It was majestic, breathtaking. It cost tens of millions of dollars. It was the most beautiful factory I'd ever seen. Such are the temples of wine in the Napa Valley. Shrines to people rather than agriculture. The days of Bottle Shock have long passed to be replaced by sticker shock. The Napa Valley is no longer the place a farmer can bring his winemaking dream to reality.
Today in the Napa Valley people build pyramids to their own memories just as the pharaohs did in ancient Egypt - and for the same reason. Immortality is expensive. Making wine is farming and it's hard to think of anything less glamorous. The choice for the ages is obvious - temples last longer than wines.
I was visiting one of Napa's new pyramids a few weeks ago and it was perfection. Majestic floor to ceiling windows filled with vineyard views, a winemaking facility loaded with the cutting edge technology and, of course, it was all integrated with equally cutting edge modern art. There was only one thing missing. There was no soul, no soul of the wine and no tie to the land. The connection to the land was lost as everything about the place was about people - nothing was about nature and dirt, which was nowhere to be seen except through perfectly clean, massive windows.
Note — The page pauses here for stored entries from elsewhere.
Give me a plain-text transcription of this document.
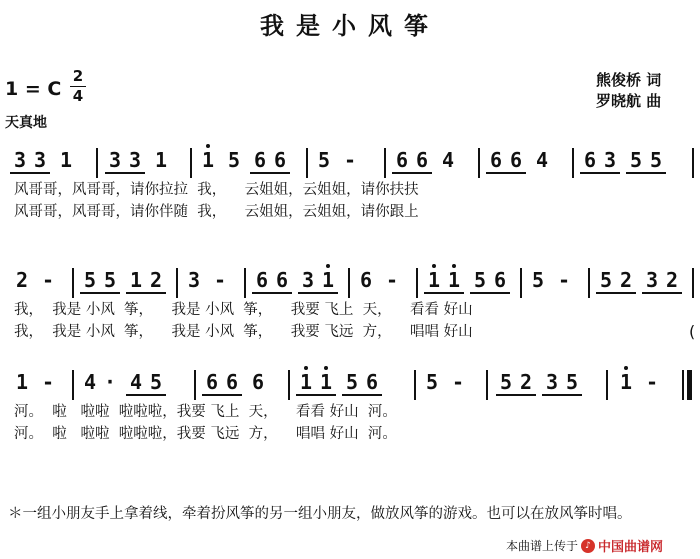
我是小风筝
1 = C
2
4
天真地
熊俊桥 词
罗晓航 曲
3 3 1 3 3 1 1 5 6 6 5 - 6 6 4 6 6 4 6 3 5 5
风哥哥，风哥哥，请你拉拉  我，    云姐姐，云姐姐，请你扶扶
风哥哥，风哥哥，请你伴随  我，    云姐姐，云姐姐，请你跟上
2 - 5 5 1 2 3 - 6 6 3 1 6 - 1 1 5 6 5 - 5 2 3 2
我，  我是 小风  筝，    我是 小风  筝，    我要 飞上  天，    看看 好山
我，  我是 小风  筝，    我是 小风  筝，    我要 飞远  方，    唱唱 好山	(
1 - 4 · 4 5 6 6 6 1 1 5 6 5 - 5 2 3 5 1 -
河。  啦   啦啦  啦啦啦，我要 飞上  天，    看看 好山  河。
河。  啦   啦啦  啦啦啦，我要 飞远  方，    唱唱 好山  河。
＊一组小朋友手上拿着线，牵着扮风筝的另一组小朋友，做放风筝的游戏。也可以在放风筝时唱。
本曲谱上传于 ♪ 中国曲谱网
It was there to see, but there was nothing to touch or that could touch you.
You can buy the land, the equipment, the art and the media, but in the end the wines will have no soul, no soil, unless it is really inside of you. Without that soul, no matter how much you spend, you just end up with a beautiful factory and like all factories you pump out an industrial product. Designer wines designed for points not people.
The marketing employed to sell these wines is as cold as the facility they're made in. Data points replace people and social media becomes a strategy not a conversation. You don't want to get your hands dirty.
On Route 29 in the heart of the Napa Valley is a plain gray barn where the wine, and only the wine, tells the story. There Cathy Corison has endured the pointless point-ridden decades for wine when only points mattered and pH did not. Today she has been magically rediscovered without changing a thing. It seems actually having a vision and a passion, not simply an ego and a bottomless checking account, have become fashionable again. This, at least, is something we can be thankful for in the Napa Valley
There are real wine temples, like that plain gray barn, out there in the the Napa Valley and across California, but as in Indiana Jones, you'd better choose wisely. Most people choose poorly forgetting that it's in the cup of a carpenter that you're more likely to find real wine.